Rokan Hulu Terasriau com– Kasus dugaan tindak pidana Informasi dan Transaksi Elektronik (ITE) yang melibatkan seorang oknum kepala sekolah dasar negeri di Negeri Seribu Suluk, Rokan Hulu (Rohul), memasuki tahap baru. Pada Kamis, 22 Agustus 2024, tim Sat Reskrim Polres Rohul dijadwalkan untuk memanggil dan memeriksa tiga saksi terkait kasus ini.
Perkembangan kasus tersebut diketahui melalui Surat Pemberitahuan Perkembangan Hasil Penelitian Laporan/Pengaduan (SP2HP) yang diterima oleh pelapor, NA, yang juga merupakan seorang guru di SDN 003 Rambah. Surat tersebut bernomor: B/1310/VIII/RES.1.24/2024/Reskrim dan dikeluarkan pada 16 Agustus 2024 di Pasir Pangaraian.

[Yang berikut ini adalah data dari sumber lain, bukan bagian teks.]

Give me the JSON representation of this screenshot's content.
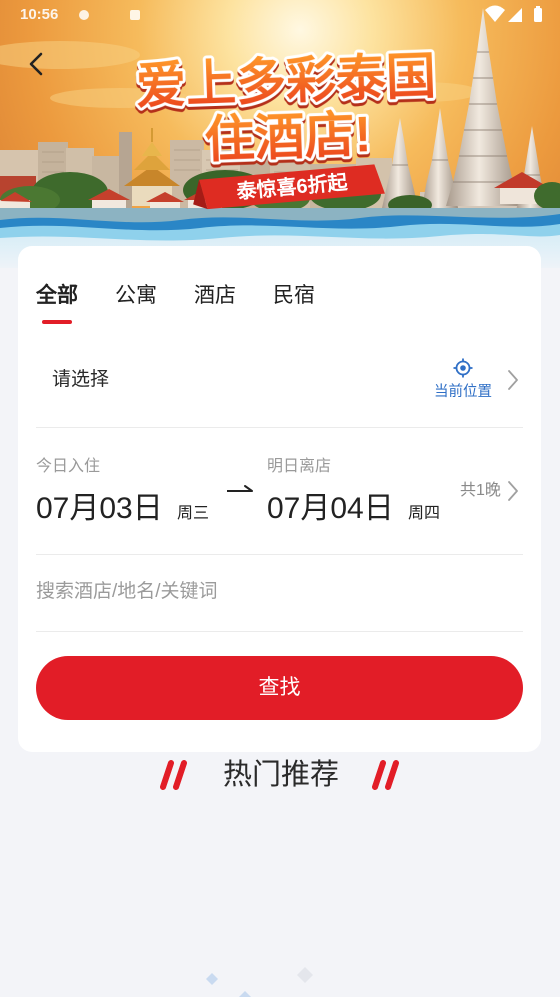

Kapolres Rohul, AKBP Budi Setiyono SIK MH, melalui Kasat Reskrim AKP Dr Raja Kosmos Parmulais SH.MH, menjelaskan bahwa kasus ini masih dalam tahap penyelidikan dan terus berkembang.
“Tahapan dan perkembangannya masih dalam penyelidikan. SP2HP sudah dikirim, dan hari ini dijadwalkan pemeriksaan terhadap tiga saksi,” ujar AKP Raja Kosmos.
Lebih lanjut, Kasat Reskrim menegaskan bahwa kasus ini termasuk tindak pidana khusus yang memerlukan proses penyelidikan mendalam, termasuk pemeriksaan ahli setelah pemeriksaan saksi-saksi selesai dilakukan.
Di lain pihak, Kasubsie Penmas Polres Rohul, Ipda Suwamra Jonrefly SAP, juga mengonfirmasi bahwa kasus tersebut masih dalam proses penyelidikan.
“Sampai saat ini, proses penyelidikan dan pemeriksaan saksi-saksi masih terus berjalan,” jelas Ipda Suwamra.
Sementara itu, Advokat Yusuf Nasution, SH.MH, yang mewakili pelapor, mengungkapkan bahwa kliennya, seorang guru SD, telah melaporkan oknum kepala sekolah tersebut ke Polda Riau.
“Kami telah membuat laporan pengaduan ke Polda Riau, namun penanganan kasus ini dilakukan di Polres Rohul,” ujar Yusuf Nasution.
Ia juga mengingatkan bahwa tindakan melanggar Pasal 32 (1) UU No 11 Tahun 2008 tentang ITE dapat dikenai sanksi berat. Pasal ini mengatur tentang perubahan, penambahan, pengurangan, transmisi, perusakan, penghilangan, pemindahan, atau penyembunyian informasi atau dokumen elektronik milik orang lain atau publik tanpa hak.
Yusuf juga menekankan bahwa tindakan yang dimaksud bisa melanggar Pasal 34 terkait pemalsuan, Pasal 35 tentang manipulasi, penciptaan, perubahan, penghilangan, perusakan dokumen elektronik, yang dianggap seolah-olah data otentik, dengan ancaman hukuman penjara maksimal 8 tahun, sesuai dengan Pasal 406 KUHP.
Dengan perkembangan ini, kasus dugaan ITE yang melibatkan oknum kepala sekolah tersebut semakin mendapat perhatian publik, terutama dalam hal penegakan hukum yang transparan dan adil. Proses penyelidikan yang terus berlangsung diharapkan dapat segera mengungkap fakta-fakta yang sebenarnya.”